Antônio Cunha foi absolvido das acusações de quatro homicídios e das quatro tentativas de assassinatos, mas foi considerado culpado por integrar organização criminosa a uma pena de 3 anos e 7 meses no regime semiaberto.

Ruslan Rodrigues foi condenado pelo caso que ficou conhecido como chacina de Assis Brasil. Ele terá que cumprir pena de 120 anos e 6 meses de prisão em regime fechado. Na mesma decisão, foi negado ao réu o direito de apelar em liberdade.

Está é a segunda vez que dupla é julgada pelos crimes. Em novembro de 2018, os dois foram absolvidos em sessão realizada no Fórum de Assis Brasil, mas o MP recorreu. A Câmara Criminal acatou o pedido e cancelou a sessão.

O juiz da Comarca de Assis Brasil pediu o desaforamento do júri, ou seja, a transferência para outra comarca. A justificativa foi que parte do conselho de sentença não se sentia seguro para analisar o processo.

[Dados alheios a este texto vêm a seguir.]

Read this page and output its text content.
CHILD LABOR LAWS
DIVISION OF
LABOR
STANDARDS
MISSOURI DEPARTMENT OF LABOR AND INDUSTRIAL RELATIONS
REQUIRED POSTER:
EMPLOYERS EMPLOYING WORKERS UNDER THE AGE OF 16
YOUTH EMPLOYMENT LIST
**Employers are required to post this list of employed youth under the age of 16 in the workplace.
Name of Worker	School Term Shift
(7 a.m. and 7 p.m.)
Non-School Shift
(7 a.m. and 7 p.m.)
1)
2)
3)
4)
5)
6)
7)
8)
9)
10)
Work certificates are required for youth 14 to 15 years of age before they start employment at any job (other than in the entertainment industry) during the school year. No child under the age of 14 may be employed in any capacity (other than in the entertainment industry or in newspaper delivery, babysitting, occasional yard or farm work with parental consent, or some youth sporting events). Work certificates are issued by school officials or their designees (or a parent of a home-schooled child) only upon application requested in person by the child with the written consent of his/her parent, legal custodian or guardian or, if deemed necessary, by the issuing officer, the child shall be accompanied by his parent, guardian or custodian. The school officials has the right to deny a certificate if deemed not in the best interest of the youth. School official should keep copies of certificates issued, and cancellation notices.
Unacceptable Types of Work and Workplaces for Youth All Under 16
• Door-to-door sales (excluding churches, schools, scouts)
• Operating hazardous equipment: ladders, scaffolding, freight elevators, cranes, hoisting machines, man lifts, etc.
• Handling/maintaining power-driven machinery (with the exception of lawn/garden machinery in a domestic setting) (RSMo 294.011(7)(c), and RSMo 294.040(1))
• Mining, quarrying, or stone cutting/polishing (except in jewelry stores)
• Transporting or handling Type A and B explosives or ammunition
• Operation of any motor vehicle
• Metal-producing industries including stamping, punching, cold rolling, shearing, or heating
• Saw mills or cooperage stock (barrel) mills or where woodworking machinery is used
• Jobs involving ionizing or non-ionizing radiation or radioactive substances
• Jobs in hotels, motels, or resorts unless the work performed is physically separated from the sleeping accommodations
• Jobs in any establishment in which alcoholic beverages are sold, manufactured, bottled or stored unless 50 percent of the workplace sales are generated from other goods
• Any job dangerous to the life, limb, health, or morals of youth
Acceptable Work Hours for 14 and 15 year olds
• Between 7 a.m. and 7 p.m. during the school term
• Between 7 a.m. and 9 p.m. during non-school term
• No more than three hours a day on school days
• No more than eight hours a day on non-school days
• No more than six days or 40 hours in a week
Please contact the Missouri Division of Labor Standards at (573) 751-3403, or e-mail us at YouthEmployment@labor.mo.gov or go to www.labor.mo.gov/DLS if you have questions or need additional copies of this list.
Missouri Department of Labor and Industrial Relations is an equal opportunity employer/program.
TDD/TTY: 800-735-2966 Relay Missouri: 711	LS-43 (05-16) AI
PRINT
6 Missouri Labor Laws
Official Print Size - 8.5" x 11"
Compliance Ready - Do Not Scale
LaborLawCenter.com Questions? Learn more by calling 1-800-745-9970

A chacina de Assis Brasil ocorreu na noite de 02 de julho de 2018 em uma pequena casa localizada no bairro Bela Vista. Durante a ação, de membros de uma facção, foram executados os irmãos Renato, de 17 anos, e Francinildo Moçambite da Silva, de 18 anos, o adolescente Lucas da Silva, de 15 anos, e Luiz Felipe Gonçalves Moura, de 21 anos.

As vítimas foram mortas com tiros na cabeça, o que caracterizou uma atividade de execução. Na mesma ação mais quatro pessoas, que estavam no interior do imóvel, foram baleadas.

Em outubro de 2020, dois envolvidos no caso já tinham sido condenados. Ezaquiel Nascimento Teixeira recebeu uma pena de 164 anos e Antônio Russenildo Lopes foi condenado a 154 anos de prisão.